O pior de começar o ano é: perceber que nada mudou? Ter de fazer uma dieta drástica para combater os estragos da saison? Perceber que a sogra, o rival e o medíocre continuam por perto?
Tenho uma sogra fantástica e quero muito que continue por perto durante muito tempo. Se tenho rivais, não os conheço e nunca penso negativamente no que me rodeia. A palavra “medíocre” não entra com frequência no meu vocabulário. Infelizmente, estou sempre a fazer dieta, por isso nada muda por começar o ano.

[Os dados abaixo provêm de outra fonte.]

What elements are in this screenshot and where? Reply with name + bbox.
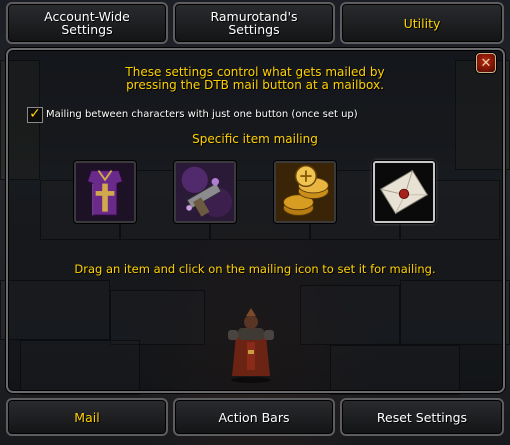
- player-character: [228, 308, 274, 383]
- tab-account-wide-settings[interactable]: Account-Wide Settings: [6, 2, 168, 44]
- item-slot-coins[interactable]: [274, 161, 336, 223]
- panel-description: These settings control what gets mailed …: [60, 66, 450, 92]
- purple-tabard-icon: [76, 163, 134, 221]
- checkbox-label: Mailing between characters with just one…: [46, 109, 358, 120]
- section-title: Specific item mailing: [192, 132, 318, 146]
- item-slot-tools[interactable]: [174, 161, 236, 223]
- gold-coins-icon: [276, 163, 334, 221]
- action-bars-button[interactable]: Action Bars: [173, 398, 335, 436]
- button-label: Mail: [74, 409, 100, 425]
- mail-button[interactable]: Mail: [6, 398, 168, 436]
- instruction-text: Drag an item and click on the mailing ic…: [74, 262, 436, 276]
- item-slot-tabard[interactable]: [74, 161, 136, 223]
- close-icon[interactable]: ✕: [476, 53, 496, 73]
- mail-one-button-checkbox[interactable]: ✓: [27, 107, 43, 123]
- description-line: pressing the DTB mail button at a mailbo…: [126, 78, 384, 92]
- item-slot-letter[interactable]: [373, 161, 435, 223]
- checkmark-icon: ✓: [29, 106, 41, 122]
- reset-settings-button[interactable]: Reset Settings: [340, 398, 504, 436]
- tab-label: Settings: [228, 22, 280, 37]
- tab-label: Settings: [61, 22, 113, 37]
- tab-character-settings[interactable]: Ramurotand's Settings: [173, 2, 335, 44]
- tab-utility[interactable]: Utility: [340, 2, 504, 44]
- purple-tools-icon: [176, 163, 234, 221]
- tab-label: Utility: [403, 15, 441, 31]
- button-label: Reset Settings: [376, 409, 468, 425]
- sealed-letter-icon: [375, 163, 433, 221]
- button-label: Action Bars: [218, 409, 290, 425]
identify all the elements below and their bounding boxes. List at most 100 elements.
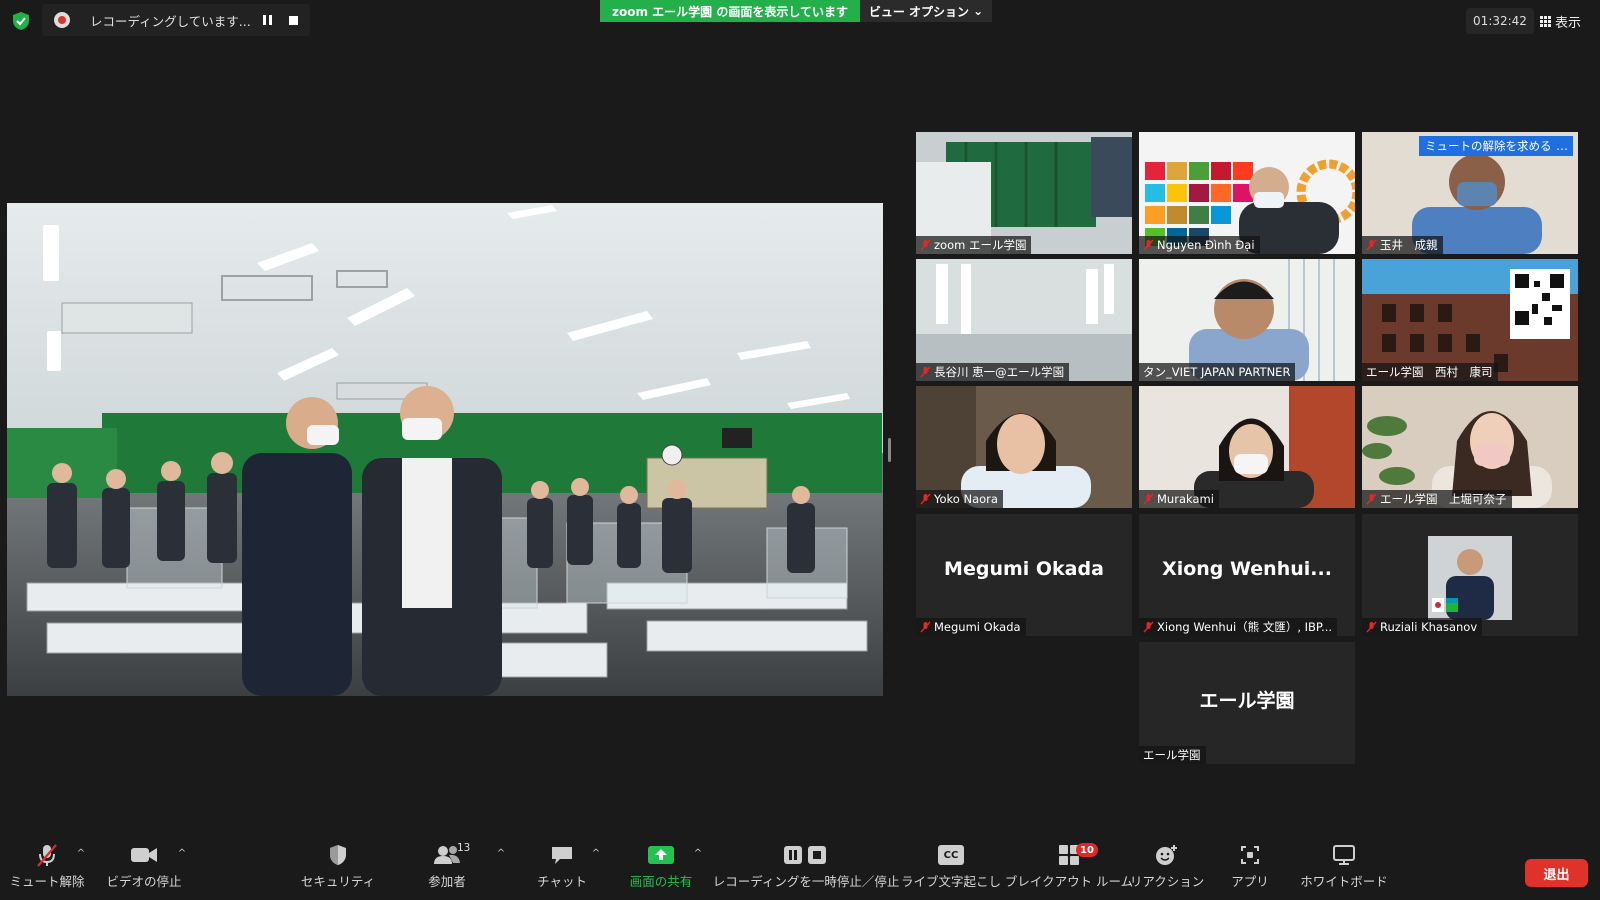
view-options-label: ビュー オプション (868, 4, 970, 19)
mic-muted-icon (1143, 239, 1154, 251)
chat-label: チャット (537, 874, 587, 889)
stop-video-label: ビデオの停止 (106, 874, 182, 889)
share-screen-button[interactable]: 画面の共有 (626, 840, 696, 900)
participant-name-label: エール学園 西村 康司 (1362, 363, 1498, 381)
video-options-chevron-icon[interactable]: ^ (176, 848, 188, 860)
participants-count: 13 (457, 842, 471, 854)
share-screen-label: 画面の共有 (629, 874, 693, 889)
leave-meeting-button[interactable]: 退出 (1525, 859, 1588, 887)
recording-indicator: レコーディングしています... (42, 4, 310, 36)
participant-name-label: Xiong Wenhui（熊 文匯）, IBP... (1139, 618, 1338, 636)
participant-name-label: Megumi Okada (916, 618, 1026, 636)
participants-button[interactable]: 13 参加者 (420, 840, 474, 900)
participant-name-label: Yoko Naora (916, 490, 1003, 508)
reactions-button[interactable]: リアクション (1130, 840, 1204, 900)
participant-tile[interactable]: Xiong Wenhui... Xiong Wenhui（熊 文匯）, IBP.… (1139, 514, 1355, 636)
whiteboard-icon (1333, 845, 1355, 865)
breakout-rooms-label: ブレイクアウト ルーム (1004, 874, 1134, 889)
pause-stop-icon (784, 846, 826, 864)
participant-tile[interactable]: Nguyen Đình Đại (1139, 132, 1355, 254)
participant-tile[interactable]: 長谷川 恵一@エール学園 (916, 259, 1132, 381)
classroom-scene (7, 203, 883, 696)
participant-tile[interactable]: zoom エール学園 (916, 132, 1132, 254)
apps-icon (1241, 846, 1259, 864)
apps-label: アプリ (1231, 874, 1269, 889)
view-label: 表示 (1555, 15, 1582, 31)
pause-icon (262, 15, 272, 25)
participant-tile[interactable]: Megumi Okada Megumi Okada (916, 514, 1132, 636)
whiteboard-label: ホワイトボード (1300, 874, 1388, 889)
participant-name-label: 長谷川 恵一@エール学園 (916, 363, 1070, 381)
participant-tile[interactable]: ミュートの解除を求める … 玉井 成親 (1362, 132, 1578, 254)
chevron-down-icon: ⌄ (973, 4, 984, 18)
live-transcript-label: ライブ文字起こし (901, 874, 1002, 889)
reactions-label: リアクション (1129, 874, 1205, 889)
participant-name-label: 玉井 成親 (1362, 236, 1443, 254)
view-button[interactable]: 表示 (1540, 8, 1596, 34)
shield-icon (330, 845, 346, 865)
chat-chevron-icon[interactable]: ^ (590, 848, 602, 860)
recording-control-label: レコーディングを一時停止／停止 (712, 874, 900, 889)
participant-display-name: Megumi Okada (944, 558, 1104, 580)
whiteboard-button[interactable]: ホワイトボード (1300, 840, 1388, 900)
participant-tile[interactable]: エール学園 エール学園 (1139, 642, 1355, 764)
participants-label: 参加者 (428, 874, 466, 889)
mic-off-icon (37, 844, 57, 867)
unmute-button[interactable]: ミュート解除 (9, 840, 85, 900)
share-options-chevron-icon[interactable]: ^ (692, 848, 704, 860)
mic-muted-icon (920, 493, 931, 505)
participant-name-label: エール学園 上堀可奈子 (1362, 490, 1512, 508)
participant-name-label: タン_VIET JAPAN PARTNER (1139, 363, 1296, 381)
shared-screen-video[interactable] (7, 203, 883, 696)
participant-name-label: Murakami (1139, 490, 1219, 508)
share-screen-icon (648, 846, 674, 864)
mic-muted-icon (920, 621, 931, 633)
more-options-button[interactable]: … (1551, 136, 1573, 156)
mic-muted-icon (920, 366, 931, 378)
active-speaker-tile[interactable]: エール学園 西村 康司 (1362, 259, 1578, 381)
mic-muted-icon (1143, 493, 1154, 505)
mic-muted-icon (920, 239, 931, 251)
meeting-timer: 01:32:42 (1466, 8, 1534, 34)
live-transcript-button[interactable]: CC ライブ文字起こし (901, 840, 1001, 900)
share-banner: zoom エール学園 の画面を表示しています (600, 0, 860, 22)
security-label: セキュリティ (300, 874, 376, 889)
security-shield-icon[interactable] (10, 10, 32, 32)
security-button[interactable]: セキュリティ (301, 840, 375, 900)
mic-muted-icon (1143, 621, 1154, 633)
stop-video-button[interactable]: ビデオの停止 (106, 840, 182, 900)
participant-name-label: エール学園 (1139, 746, 1206, 764)
chat-button[interactable]: チャット (537, 840, 587, 900)
resize-handle[interactable] (888, 438, 891, 462)
participant-tile[interactable]: Murakami (1139, 386, 1355, 508)
stop-recording-button[interactable] (284, 11, 302, 29)
grid-icon (1540, 15, 1551, 27)
meeting-toolbar: ミュート解除 ^ ビデオの停止 ^ セキュリティ 13 参加者 ^ チャット ^… (0, 840, 1600, 900)
participant-tile[interactable]: Ruziali Khasanov (1362, 514, 1578, 636)
breakout-count-badge: 10 (1076, 843, 1098, 857)
mic-muted-icon (1366, 239, 1377, 251)
participants-chevron-icon[interactable]: ^ (495, 848, 507, 860)
pause-stop-recording-button[interactable]: レコーディングを一時停止／停止 (713, 840, 899, 900)
mic-muted-icon (1366, 493, 1377, 505)
chat-bubble-icon (552, 847, 572, 864)
participant-tile[interactable]: Yoko Naora (916, 386, 1132, 508)
mic-muted-icon (1366, 621, 1377, 633)
recording-dot-icon (54, 12, 70, 28)
request-unmute-button[interactable]: ミュートの解除を求める (1419, 136, 1558, 156)
participant-tile[interactable]: エール学園 上堀可奈子 (1362, 386, 1578, 508)
recording-status: レコーディングしています... (90, 13, 251, 29)
participant-name-label: Nguyen Đình Đại (1139, 236, 1260, 254)
pause-recording-button[interactable] (258, 11, 276, 29)
participant-tile[interactable]: タン_VIET JAPAN PARTNER (1139, 259, 1355, 381)
unmute-label: ミュート解除 (9, 874, 85, 889)
participant-display-name: エール学園 (1199, 690, 1295, 712)
apps-button[interactable]: アプリ (1228, 840, 1272, 900)
participant-name-label: Ruziali Khasanov (1362, 618, 1483, 636)
breakout-rooms-button[interactable]: 10 ブレイクアウト ルーム (1005, 840, 1133, 900)
audio-options-chevron-icon[interactable]: ^ (75, 848, 87, 860)
closed-caption-icon: CC (938, 845, 964, 865)
view-options-button[interactable]: ビュー オプション ⌄ (860, 0, 992, 22)
participant-display-name: Xiong Wenhui... (1162, 558, 1332, 580)
video-camera-icon (131, 848, 157, 862)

Ficar mais magro, deixar de fumar, inventar mais tempo para os filhos… As resoluções de Ano Novo entraram no anedotário universal! Já alguma vez cumpriu alguma? Quais são as fazíveis para 2008?
O meu Pai teve, há anos, a fantástica ideia de criar um quadro em que todos escrevemos os nossos objectivos, a curto, médio e longo prazo. A passagem de ano é a altura em que nos traz o dito ficheiro para recordarmos esse momento, reflectirmos onde estamos e para onde queremos ir, com muitas gargalhadas pelo meio – quando somos confrontados com a impossibilidade de certas ideias – e muitos sorrisos de satisfação – quando percebemos que realizámos muitos desses objectivos. A verdade é que já cumpri algumas dessas resoluções.
Para o ano novo vinha mesmo a calhar: um carro novo, um emprego novo, umas coxas novas, o Chico Buarque a morar no bairro, uma secretária parecida com a Laetitia Casta? Uma vida nova?
Uma vida nova, não. Tenho tido uma sorte extraordinária ao longo dos meus 31 anos; a Felicidade tem tocado com abundante generosidade a minha vida pessoal e profissional. Uma vida nova, não, mas mais atenta ao que realmente é importante para mim.